Penggunaan CyA pada SN resisten steroid telah banyak dilaporkan dalam literatur, tetapi karena harga obat yang mahal maka pemakaiannya jarang/sangat selektif. VIII.Prognosis 1. Prognosis Prognosis tergantung dari beberapa faktor: Umur dan jenis kelamin Umur muda atau anak-anak dan wanita memiliki prognosis lebih baik daripada umur tua atau dewasa dan laki-laki. Penyulit Makin awal terdapat penyulit gagal ginjal dan hipertensi, prognosis makin buruk. Pengobatan Pengobatan yang terlambat dan diberikan setelah terdapat gambaran klinis selama 6 bulan memiliki prognosis buruk.
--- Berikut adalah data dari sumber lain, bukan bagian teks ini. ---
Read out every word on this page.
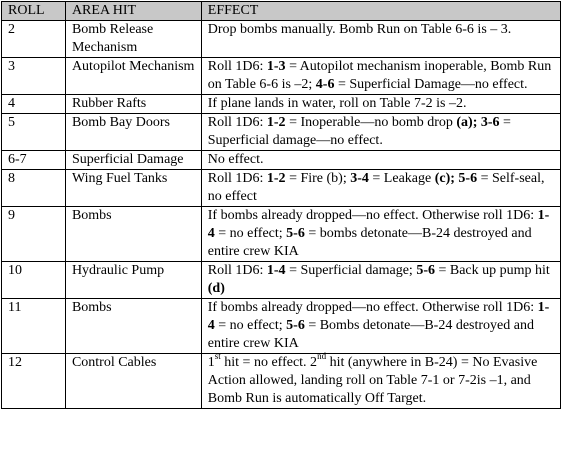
ROLL	AREA HIT	EFFECT
2	Bomb Release Mechanism	Drop bombs manually. Bomb Run on Table 6-6 is – 3.
3	Autopilot Mechanism	Roll 1D6: 1-3 = Autopilot mechanism inoperable, Bomb Run on Table 6-6 is –2; 4-6 = Superficial Damage—no effect.
4	Rubber Rafts	If plane lands in water, roll on Table 7-2 is –2.
5	Bomb Bay Doors	Roll 1D6: 1-2 = Inoperable—no bomb drop (a); 3-6 = Superficial damage—no effect.
6-7	Superficial Damage	No effect.
8	Wing Fuel Tanks	Roll 1D6: 1-2 = Fire (b); 3-4 = Leakage (c); 5-6 = Self-seal, no effect
9	Bombs	If bombs already dropped—no effect. Otherwise roll 1D6: 1-4 = no effect; 5-6 = bombs detonate—B-24 destroyed and entire crew KIA
10	Hydraulic Pump	Roll 1D6: 1-4 = Superficial damage; 5-6 = Back up pump hit (d)
11	Bombs	If bombs already dropped—no effect. Otherwise roll 1D6: 1-4 = no effect; 5-6 = Bombs detonate—B-24 destroyed and entire crew KIA
12	Control Cables	1st hit = no effect. 2nd hit (anywhere in B-24) = No Evasive Action allowed, landing roll on Table 7-1 or 7-2is –1, and Bomb Run is automatically Off Target.
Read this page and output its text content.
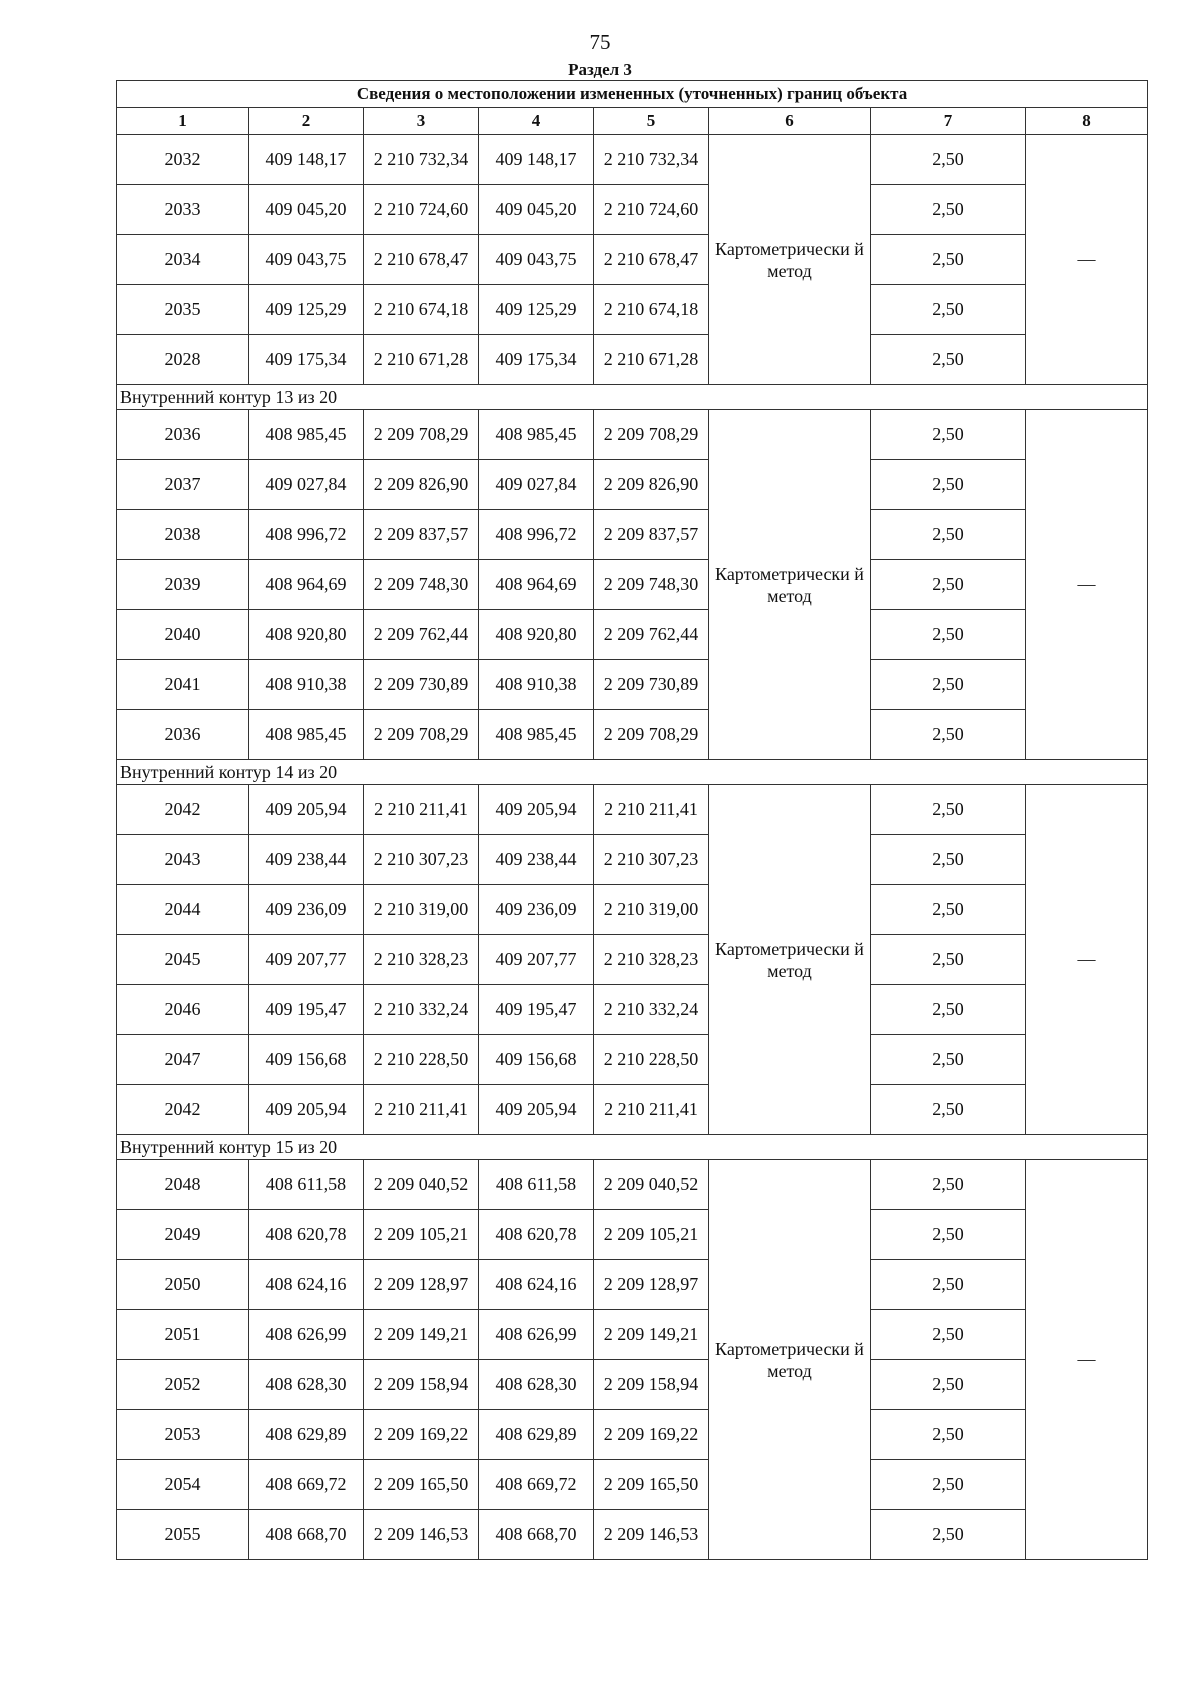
75
Раздел 3
Сведения о местоположении измененных (уточненных) границ объекта							
1	2	3	4	5	6	7	8
2032	409 148,17	2 210 732,34	409 148,17	2 210 732,34	Картометрически й метод	2,50	—
2033	409 045,20	2 210 724,60	409 045,20	2 210 724,60		2,50	
2034	409 043,75	2 210 678,47	409 043,75	2 210 678,47		2,50	
2035	409 125,29	2 210 674,18	409 125,29	2 210 674,18		2,50	
2028	409 175,34	2 210 671,28	409 175,34	2 210 671,28		2,50	
Внутренний контур 13 из 20							
2036	408 985,45	2 209 708,29	408 985,45	2 209 708,29	Картометрически й метод	2,50	—
2037	409 027,84	2 209 826,90	409 027,84	2 209 826,90		2,50	
2038	408 996,72	2 209 837,57	408 996,72	2 209 837,57		2,50	
2039	408 964,69	2 209 748,30	408 964,69	2 209 748,30		2,50	
2040	408 920,80	2 209 762,44	408 920,80	2 209 762,44		2,50	
2041	408 910,38	2 209 730,89	408 910,38	2 209 730,89		2,50	
2036	408 985,45	2 209 708,29	408 985,45	2 209 708,29		2,50	
Внутренний контур 14 из 20							
2042	409 205,94	2 210 211,41	409 205,94	2 210 211,41	Картометрически й метод	2,50	—
2043	409 238,44	2 210 307,23	409 238,44	2 210 307,23		2,50	
2044	409 236,09	2 210 319,00	409 236,09	2 210 319,00		2,50	
2045	409 207,77	2 210 328,23	409 207,77	2 210 328,23		2,50	
2046	409 195,47	2 210 332,24	409 195,47	2 210 332,24		2,50	
2047	409 156,68	2 210 228,50	409 156,68	2 210 228,50		2,50	
2042	409 205,94	2 210 211,41	409 205,94	2 210 211,41		2,50	
Внутренний контур 15 из 20							
2048	408 611,58	2 209 040,52	408 611,58	2 209 040,52	Картометрически й метод	2,50	—
2049	408 620,78	2 209 105,21	408 620,78	2 209 105,21		2,50	
2050	408 624,16	2 209 128,97	408 624,16	2 209 128,97		2,50	
2051	408 626,99	2 209 149,21	408 626,99	2 209 149,21		2,50	
2052	408 628,30	2 209 158,94	408 628,30	2 209 158,94		2,50	
2053	408 629,89	2 209 169,22	408 629,89	2 209 169,22		2,50	
2054	408 669,72	2 209 165,50	408 669,72	2 209 165,50		2,50	
2055	408 668,70	2 209 146,53	408 668,70	2 209 146,53		2,50	
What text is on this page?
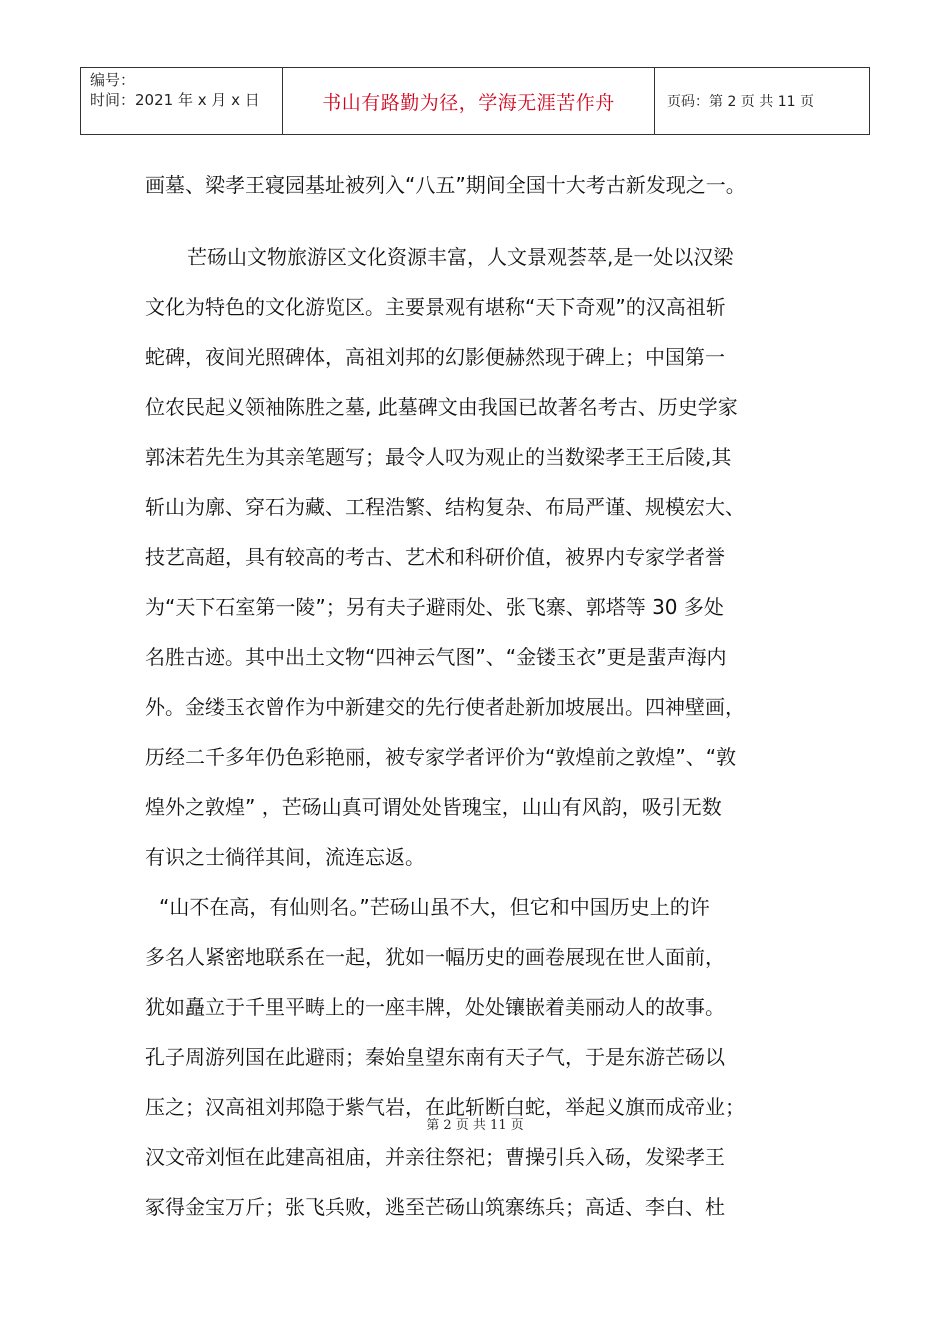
编号：
时间：2021 年 x 月 x 日	书山有路勤为径，学海无涯苦作舟	页码：第 2 页 共 11 页
画墓、梁孝王寝园基址被列入“八五”期间全国十大考古新发现之一。
芒砀山文物旅游区文化资源丰富，人文景观荟萃,是一处以汉梁
文化为特色的文化游览区。主要景观有堪称“天下奇观”的汉高祖斩
蛇碑，夜间光照碑体，高祖刘邦的幻影便赫然现于碑上；中国第一
位农民起义领袖陈胜之墓, 此墓碑文由我国已故著名考古、历史学家
郭沫若先生为其亲笔题写；最令人叹为观止的当数梁孝王王后陵,其
斩山为廓、穿石为藏、工程浩繁、结构复杂、布局严谨、规模宏大、
技艺高超，具有较高的考古、艺术和科研价值，被界内专家学者誉
为“天下石室第一陵”；另有夫子避雨处、张飞寨、郭塔等 30 多处
名胜古迹。其中出土文物“四神云气图”、“金镂玉衣”更是蜚声海内
外。金缕玉衣曾作为中新建交的先行使者赴新加坡展出。四神壁画，
历经二千多年仍色彩艳丽，被专家学者评价为“敦煌前之敦煌”、“敦
煌外之敦煌” ，芒砀山真可谓处处皆瑰宝，山山有风韵，吸引无数
有识之士徜徉其间，流连忘返。
“山不在高，有仙则名。”芒砀山虽不大，但它和中国历史上的许
多名人紧密地联系在一起，犹如一幅历史的画卷展现在世人面前，
犹如矗立于千里平畴上的一座丰牌，处处镶嵌着美丽动人的故事。
孔子周游列国在此避雨；秦始皇望东南有天子气，于是东游芒砀以
压之；汉高祖刘邦隐于紫气岩，在此斩断白蛇，举起义旗而成帝业；
汉文帝刘恒在此建高祖庙，并亲往祭祀；曹操引兵入砀，发梁孝王
冢得金宝万斤；张飞兵败，逃至芒砀山筑寨练兵；高适、李白、杜
第 2 页 共 11 页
Jenis kelainan histopatologis GLM memiliki prognosis yang baik,lebih sering remisi spontan pada anak-anak. GM memperlihatkan perjalanan penyakit dengan progresivitas lambat dengan penurunan faal ginjal makin lama makin berat sehingga prognosisnya buruk. GF memiliki prognosis buruk dengan progresivitas bervariasi dan resisten terhadap prednison. Prognosis paling buruk dan diakhiri oleh gagal ginjal sering dijumpai pada GP atau mesangiokapiler. 2.Sebab kematian Kematian terutama disebabkan gagal ginjal kronis dengan sindrom azotemia; infeksi sekunder ekstra renal (pneumonia) atau renal (pielonefritis); dan gagal ginjal sirkulasi akut.